Fresh fruits and vegetables are a staple of a healthy diet, providing important vitamins, minerals, and fibre. Despite the convenience and cost-effectiveness of frozen produce, many shoppers still prefer to buy fresh. In this article, I explore the reasons why people tend to choose fresh produce over frozen, even though the latter arguable has more advantages.
I believe a major barrier to adopting frozen produce as a preferred option is due to evolution: Our ancestors didn’t have freezers! We are hard wired to recognise images that trigger fight, flight, or find a mate responses in our brains. Even though the chances of being hit by a car are much greater that the odds of us being eaten by a lion, our brains respond faster to an approaching lion image than to an approaching car.
So, when we are out shopping, we naturally gravitate to the more natural displays of fresh produce than to plastic wrapped and hidden frozen alternatives.
One reason why people prefer fresh produce is the perception that it is healthier.
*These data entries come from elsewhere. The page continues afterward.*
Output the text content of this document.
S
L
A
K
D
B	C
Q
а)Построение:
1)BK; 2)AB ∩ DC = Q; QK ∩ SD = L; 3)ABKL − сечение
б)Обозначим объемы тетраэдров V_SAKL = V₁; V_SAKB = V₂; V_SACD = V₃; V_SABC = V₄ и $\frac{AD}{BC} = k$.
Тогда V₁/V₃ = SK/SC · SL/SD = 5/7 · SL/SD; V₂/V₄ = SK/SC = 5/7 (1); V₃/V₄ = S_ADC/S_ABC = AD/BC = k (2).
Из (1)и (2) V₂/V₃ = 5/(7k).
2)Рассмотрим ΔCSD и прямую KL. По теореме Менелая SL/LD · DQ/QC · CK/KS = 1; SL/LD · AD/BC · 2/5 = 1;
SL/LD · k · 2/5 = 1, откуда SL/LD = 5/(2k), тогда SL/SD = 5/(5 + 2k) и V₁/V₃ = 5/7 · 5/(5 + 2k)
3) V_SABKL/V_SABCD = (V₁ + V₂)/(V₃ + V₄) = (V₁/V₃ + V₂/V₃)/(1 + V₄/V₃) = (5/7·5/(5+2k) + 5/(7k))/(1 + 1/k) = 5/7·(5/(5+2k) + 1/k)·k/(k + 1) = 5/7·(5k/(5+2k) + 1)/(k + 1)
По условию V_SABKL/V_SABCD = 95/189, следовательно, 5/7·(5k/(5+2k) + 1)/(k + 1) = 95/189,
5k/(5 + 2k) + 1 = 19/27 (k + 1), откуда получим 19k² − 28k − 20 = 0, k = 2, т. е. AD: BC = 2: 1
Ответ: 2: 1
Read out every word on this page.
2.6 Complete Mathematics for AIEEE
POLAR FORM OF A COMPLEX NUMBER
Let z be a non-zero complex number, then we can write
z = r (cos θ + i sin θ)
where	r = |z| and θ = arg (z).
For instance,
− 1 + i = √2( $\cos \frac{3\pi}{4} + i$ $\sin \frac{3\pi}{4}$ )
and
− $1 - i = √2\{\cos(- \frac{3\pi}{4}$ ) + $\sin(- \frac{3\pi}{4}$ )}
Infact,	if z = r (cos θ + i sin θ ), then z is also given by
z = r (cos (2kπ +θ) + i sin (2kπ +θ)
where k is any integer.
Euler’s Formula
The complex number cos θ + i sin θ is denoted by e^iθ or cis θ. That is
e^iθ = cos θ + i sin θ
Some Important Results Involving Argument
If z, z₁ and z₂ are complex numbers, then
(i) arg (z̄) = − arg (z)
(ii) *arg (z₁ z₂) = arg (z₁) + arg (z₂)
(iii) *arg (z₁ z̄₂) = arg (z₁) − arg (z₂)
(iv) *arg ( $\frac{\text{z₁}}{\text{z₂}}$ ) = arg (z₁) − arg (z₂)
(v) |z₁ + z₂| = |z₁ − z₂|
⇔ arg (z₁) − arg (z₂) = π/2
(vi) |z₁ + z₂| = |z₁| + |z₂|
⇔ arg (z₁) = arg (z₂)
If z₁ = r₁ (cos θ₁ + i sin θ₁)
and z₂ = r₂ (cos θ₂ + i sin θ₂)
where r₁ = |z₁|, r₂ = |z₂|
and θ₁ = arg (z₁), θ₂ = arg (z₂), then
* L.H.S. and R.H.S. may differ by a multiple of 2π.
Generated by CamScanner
According to a study published in the journal Appetite, people tend to believe that fresh produce is more nutritious and natural than frozen produce. This perception may be due to the fact that fresh produce is more recognisable as natural (as consumed by our ancestors), while frozen produce is more commonly associated with processed food. In a particular study I conducted the mere presence of the word ‘processed’ complete turned shoppers off an entire sub-category ion the supermarket.
Another reason people choose fresh produce is because they believe it tastes better. While it is true that frozen produce can be just as flavourful as fresh, many people still prefer the taste of fresh produce. A study found that the sensory qualities of fresh produce were perceived to be superior to those of frozen produce. But this study looked at produce consumed raw as opposed to cooked. When it comes to an apple for example, the fresh version has many advantages including aroma, crunchiness and even ability of holding. But apple pie on the other hand…
Do we need to make the frozen aisles much more experiential in-store so that they can compete with the evolutionally wired multi-sensory triggers offered by fresh fruit and vegetables?
Another factor that may influence people's preference for fresh produce is the social and cultural significance of food. Fresh produce is often associated with traditional cooking and family meals, while frozen produce is seen as more of a convenience food. In many cultures, preparing fresh food is a way of showing love and care for family and friends, which can make it a more attractive option. It is always a challenge to make frozen fruit and veg look anywhere near as enticing as the fresh alternatives.
To support this, research has even identified that crisps are perceived as tastier, fresher, and even more healthy, when there is an image of potatoes on the display.
Despite the many advantages of frozen produce, including cost-effectiveness and convenience, many people have evolved to still prefer fresh produce. The reasons for this are varied and complex, but they include a perception that fresh produce is healthier, tastier, and more natural than frozen produce, as well as the cultural and social significance of food.
In conclusion, while frozen produce has its advantages, many shoppers still prefer fresh produce. This preference is influenced by factors such as evolution, perceptions of health and taste, control over ripeness, and social and cultural significance. Despite the convenience and cost-effectiveness of frozen produce, fresh produce remains a popular choice for many consumers.
Finally, I hypothesize that shoppers simply aren’t hardwired to hunt and gather from freezers. And the products contained within aren’t implicitly recognised as being worthy of hunting for or gathering as much as fresh alternatives.